PWFA does not limit the rights of individuals affected by pregnancy, childbirth, or related medical conditions under any Federal, State, or local law that provides greater or equal protection.

 

Christopher L. Brigham is a Shareholder at Updike, Kelly & Spellacy’s Hartford office and Chairman of the Employment Practices Group. He focuses his practice on representing and counseling businesses and educational institutions with respect to workplace employment and school law issues. He can be reached at cbrigham@uks.com or (203) 786-8310.

Valerie M. Ferdon is a Shareholder at the firm’s Hartford office and is a member of the Employment Practices Group and the Litigation Practice Group. She can be reached at vferdon@uks.com or (860) 548-2607.

 

Thank you to law clerk Gillian Wilson and summer associate Kira Burnham for their assistance with preparing this client alert.

[1] See 29 U.S.C. § 213(a)(1).

[2] Connecticut does not recognize a highly compensated employee exemption.

[3] See 42 U.S.C. 2000gg-3(a).

[4] “Limitations” include both physical and mental conditions.

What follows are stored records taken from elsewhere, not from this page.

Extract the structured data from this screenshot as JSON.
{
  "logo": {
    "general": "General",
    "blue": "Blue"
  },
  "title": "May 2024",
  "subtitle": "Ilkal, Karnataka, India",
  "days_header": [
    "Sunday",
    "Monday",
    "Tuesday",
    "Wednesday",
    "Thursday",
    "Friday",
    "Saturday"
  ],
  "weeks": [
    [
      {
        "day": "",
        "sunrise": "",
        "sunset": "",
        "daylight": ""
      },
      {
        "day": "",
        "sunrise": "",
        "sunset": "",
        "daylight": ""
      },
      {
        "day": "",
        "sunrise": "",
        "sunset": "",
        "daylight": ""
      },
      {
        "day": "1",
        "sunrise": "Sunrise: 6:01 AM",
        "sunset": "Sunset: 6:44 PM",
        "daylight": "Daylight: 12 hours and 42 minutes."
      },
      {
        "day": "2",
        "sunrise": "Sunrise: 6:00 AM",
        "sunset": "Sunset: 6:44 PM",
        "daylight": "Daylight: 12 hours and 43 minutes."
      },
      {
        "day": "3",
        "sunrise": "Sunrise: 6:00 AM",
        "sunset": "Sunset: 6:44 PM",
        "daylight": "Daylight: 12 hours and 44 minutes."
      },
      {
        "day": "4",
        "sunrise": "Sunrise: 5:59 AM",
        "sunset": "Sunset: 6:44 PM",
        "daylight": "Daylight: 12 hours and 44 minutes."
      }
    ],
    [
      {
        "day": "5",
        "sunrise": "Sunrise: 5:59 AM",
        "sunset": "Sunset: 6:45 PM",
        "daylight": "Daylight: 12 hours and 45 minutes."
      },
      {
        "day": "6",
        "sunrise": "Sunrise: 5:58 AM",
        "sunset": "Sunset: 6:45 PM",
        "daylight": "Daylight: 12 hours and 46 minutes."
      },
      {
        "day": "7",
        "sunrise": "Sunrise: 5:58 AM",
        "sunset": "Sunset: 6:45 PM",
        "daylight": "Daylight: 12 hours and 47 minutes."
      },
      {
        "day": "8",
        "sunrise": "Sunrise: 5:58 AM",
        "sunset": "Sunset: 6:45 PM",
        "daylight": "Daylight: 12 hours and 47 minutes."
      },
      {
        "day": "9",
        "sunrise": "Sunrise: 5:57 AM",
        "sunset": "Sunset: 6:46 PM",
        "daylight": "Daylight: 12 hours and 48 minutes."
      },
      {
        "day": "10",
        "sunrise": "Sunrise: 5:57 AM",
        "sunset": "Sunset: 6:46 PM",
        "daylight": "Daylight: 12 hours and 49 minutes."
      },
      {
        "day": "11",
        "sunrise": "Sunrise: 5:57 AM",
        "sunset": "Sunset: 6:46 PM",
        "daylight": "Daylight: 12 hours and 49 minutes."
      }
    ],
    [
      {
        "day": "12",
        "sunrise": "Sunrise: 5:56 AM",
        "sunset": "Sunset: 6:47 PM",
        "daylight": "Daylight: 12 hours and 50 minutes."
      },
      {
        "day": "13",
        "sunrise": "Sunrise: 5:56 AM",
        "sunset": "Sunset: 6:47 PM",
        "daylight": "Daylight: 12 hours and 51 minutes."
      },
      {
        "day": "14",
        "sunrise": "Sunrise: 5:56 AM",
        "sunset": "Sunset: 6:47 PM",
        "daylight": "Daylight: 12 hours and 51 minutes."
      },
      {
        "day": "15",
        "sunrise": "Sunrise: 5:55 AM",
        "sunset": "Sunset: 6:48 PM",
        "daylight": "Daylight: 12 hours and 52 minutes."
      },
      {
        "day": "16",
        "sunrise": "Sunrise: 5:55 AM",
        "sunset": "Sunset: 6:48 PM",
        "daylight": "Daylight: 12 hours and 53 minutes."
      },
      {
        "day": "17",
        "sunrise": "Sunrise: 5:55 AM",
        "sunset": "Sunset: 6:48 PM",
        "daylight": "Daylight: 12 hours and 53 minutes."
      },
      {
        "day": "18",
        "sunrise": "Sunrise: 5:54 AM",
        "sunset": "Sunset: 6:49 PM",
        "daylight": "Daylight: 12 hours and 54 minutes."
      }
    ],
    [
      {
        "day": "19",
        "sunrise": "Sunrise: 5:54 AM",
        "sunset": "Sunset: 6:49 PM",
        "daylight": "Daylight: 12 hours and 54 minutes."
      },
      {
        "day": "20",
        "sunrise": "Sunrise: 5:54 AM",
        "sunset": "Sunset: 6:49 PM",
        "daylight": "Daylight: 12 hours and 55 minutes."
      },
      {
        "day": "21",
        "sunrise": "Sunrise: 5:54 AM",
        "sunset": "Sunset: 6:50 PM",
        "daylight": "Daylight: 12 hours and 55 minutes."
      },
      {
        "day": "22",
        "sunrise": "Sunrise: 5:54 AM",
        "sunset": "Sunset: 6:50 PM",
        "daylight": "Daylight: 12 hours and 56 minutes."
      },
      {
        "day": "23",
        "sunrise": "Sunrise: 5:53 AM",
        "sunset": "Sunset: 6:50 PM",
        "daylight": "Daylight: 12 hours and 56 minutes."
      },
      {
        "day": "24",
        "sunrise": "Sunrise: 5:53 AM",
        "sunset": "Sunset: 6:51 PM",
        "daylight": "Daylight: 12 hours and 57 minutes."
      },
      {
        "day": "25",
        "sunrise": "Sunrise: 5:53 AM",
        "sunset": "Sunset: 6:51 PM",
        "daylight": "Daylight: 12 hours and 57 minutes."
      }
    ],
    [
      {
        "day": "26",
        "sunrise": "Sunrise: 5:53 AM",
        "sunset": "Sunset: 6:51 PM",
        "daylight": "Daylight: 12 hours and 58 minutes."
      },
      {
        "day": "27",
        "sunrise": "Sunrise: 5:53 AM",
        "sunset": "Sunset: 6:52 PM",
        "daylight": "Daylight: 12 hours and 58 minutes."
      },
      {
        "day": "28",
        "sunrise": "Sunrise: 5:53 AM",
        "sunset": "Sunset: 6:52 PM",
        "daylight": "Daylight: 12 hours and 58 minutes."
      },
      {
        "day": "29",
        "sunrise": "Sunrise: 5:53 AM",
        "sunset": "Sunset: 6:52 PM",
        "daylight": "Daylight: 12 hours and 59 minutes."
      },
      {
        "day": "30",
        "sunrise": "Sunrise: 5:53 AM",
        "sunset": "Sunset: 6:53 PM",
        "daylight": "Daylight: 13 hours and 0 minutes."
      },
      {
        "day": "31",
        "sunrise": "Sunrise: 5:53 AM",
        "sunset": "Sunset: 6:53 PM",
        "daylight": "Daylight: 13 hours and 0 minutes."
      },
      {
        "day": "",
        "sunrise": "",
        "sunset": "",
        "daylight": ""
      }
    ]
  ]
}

[5] The EEOC gave the phrase “pregnancy, childbirth, or related medical conditions” the same meaning under the PWFA as under Title VII.

[6] “Undue hardship” is a term from the ADA, and the PWFA follows the definition in the ADA.

[7] Other laws that the EEOC enforces make it illegal to fire or otherwise discriminate against employees or applicants on the basis of pregnancy, childbirth, or related medical conditions. The U.S. Department of Labor also enforces certain laws such as FMLA and PUMP Act which provide additional pregnancy-related protections.

[8] The “interactive process” requires an employer and employee to communicate about the known limitation and the requested adjustment or change at work.

[9] This includes a supervisor, manager, or another appropriate official who has supervisory authority for the employee.